- Given a hypergeometric function $a(n)$, gosper's algorithm finds the function $S(k) = \sum_{i=0}^k f(k)$, iff $S$ is hypergeometric.
- Suppose $S(k)/S(k-1)$ is a rational function of $k$.
- Then $f(k) / f(k - 1) = (S(k) - S(k - 1))/(S(k - 1) - S(k - 2)$, which equals $(S(k)/S(k - 1) - 1)/(1 - S(k-2)/S(k-1))$ which is also a rational function.
- Thus, we want to expression $f(k)/f(k - 1) = q(k) / r(k)$.
- However, we give ourselves a "fudge factor" of the form $f(k) / f(k - 1) = p(k)/p(k - 1) \cdot q(k)/r(k)$.

- We try to impose a condition on $q(k), r(k)$ that we impose using $p(k)$, which states: $\forall a, b, (k + a) \| q(k) \land (k + b) \| r(k) \implies a < b$.
- For example, if we have $(x - 100) / (x - 1)$, then $a = -100$ is less than $b = 1$, which satisfies the condition.
- We claim that this is always possible to achieve:

```
# f(k)/f(k-1) = (a1+k)(a2+k)..(am+k)z/(b1+k)(b2+k)...(bn+k)
p = 1
q = (a1+k)(a2+k)..(am+k)
r = (b1+k)(b2+k)...(bn+k)
while exists a, b such that q % (k + a) = 0 and r % (k + b) = 0:
N = a - b
if N < 0: break
# N nonnegative, so a >= b.
q = q / (k + a); r = r / (k + b);
fudge = falling_factorial(k + a, N)
# so 'fudge(k) = (k + a) (k + a - 1) ... (k + b + 1)'
# see that 't(k) / t(k - 1) = (k + a) / (k + b)',
# which is exactly what we cancelled from p, q.
p = p * t
```

- We assume that $f(k) = S(k) - S(k - 1)$.
- We now write $S(k) = q(k + 1)/p(k) \cdot s(k) f(k)$ for some secret function $s(k)$ to be found.

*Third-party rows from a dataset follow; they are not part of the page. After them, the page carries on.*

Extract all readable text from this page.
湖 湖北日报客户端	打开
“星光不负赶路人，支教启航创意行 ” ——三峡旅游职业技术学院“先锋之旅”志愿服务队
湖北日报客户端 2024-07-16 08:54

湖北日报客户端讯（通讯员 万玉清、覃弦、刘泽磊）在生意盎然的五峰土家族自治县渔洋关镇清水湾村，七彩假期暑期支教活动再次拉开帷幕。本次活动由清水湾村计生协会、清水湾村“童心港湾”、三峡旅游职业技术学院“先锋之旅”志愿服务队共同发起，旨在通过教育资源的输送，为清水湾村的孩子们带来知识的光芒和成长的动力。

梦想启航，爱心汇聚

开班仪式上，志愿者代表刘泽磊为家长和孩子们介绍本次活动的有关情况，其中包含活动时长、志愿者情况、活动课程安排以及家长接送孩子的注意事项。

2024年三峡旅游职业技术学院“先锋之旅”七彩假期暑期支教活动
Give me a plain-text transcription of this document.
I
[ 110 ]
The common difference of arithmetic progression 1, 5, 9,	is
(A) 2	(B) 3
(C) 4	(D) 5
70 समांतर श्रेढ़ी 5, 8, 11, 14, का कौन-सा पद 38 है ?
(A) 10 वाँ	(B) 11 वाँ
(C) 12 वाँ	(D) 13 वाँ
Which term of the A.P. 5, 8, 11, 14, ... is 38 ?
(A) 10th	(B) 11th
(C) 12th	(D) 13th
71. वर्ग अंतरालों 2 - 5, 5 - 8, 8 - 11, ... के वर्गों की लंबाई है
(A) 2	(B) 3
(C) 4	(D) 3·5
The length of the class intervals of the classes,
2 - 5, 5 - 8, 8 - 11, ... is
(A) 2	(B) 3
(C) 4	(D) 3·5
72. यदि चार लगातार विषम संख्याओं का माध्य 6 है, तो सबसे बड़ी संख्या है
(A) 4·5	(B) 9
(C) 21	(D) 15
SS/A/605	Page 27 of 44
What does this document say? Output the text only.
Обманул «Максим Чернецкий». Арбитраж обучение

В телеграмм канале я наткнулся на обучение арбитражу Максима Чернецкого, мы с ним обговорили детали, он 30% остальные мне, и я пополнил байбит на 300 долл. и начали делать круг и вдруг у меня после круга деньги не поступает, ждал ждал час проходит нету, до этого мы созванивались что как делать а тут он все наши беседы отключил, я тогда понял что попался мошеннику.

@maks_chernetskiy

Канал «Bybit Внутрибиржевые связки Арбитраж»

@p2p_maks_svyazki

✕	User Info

- substituting in the above eqn, we get:

$\begin{aligned}
s(k) &= \frac{p(k)}{q(k)} frac{S(k)}{f(k)} \\
&= \frac{p(k)}{q(k)} \frac{S(k)}{(S(k) - S(k - 1)} \\
&= \frac{p(k)}{q(k)} \frac{1}{(1 - (S(k - 1)/S(k))} \\
\end{aligned}$

- This tells us that $s(k)$ is a rational function whenever $S(k)$ is.

$\begin{aligned}
f(k) &= \frac{q(k+1)}{p(k)}s(k)f(k) - \frac{q(k)}{p(k-1)}s(k-1)f(k-1) \\
\frac{p(k)}{f(k)} f(k) &= \frac{p(k)}{f(k)} \frac{q(k+1)}{p(k)}s(k)f(k) - \frac{p(k)}{f(k)} \frac{q(k)}{p(k-1)}s(k-1)f(k-1) \\
\dots
p(k) = q(k + 1)s(k) - r(k) s(k - 1)
\end{aligned}$

- TODO: What does this recurrence mean for GP?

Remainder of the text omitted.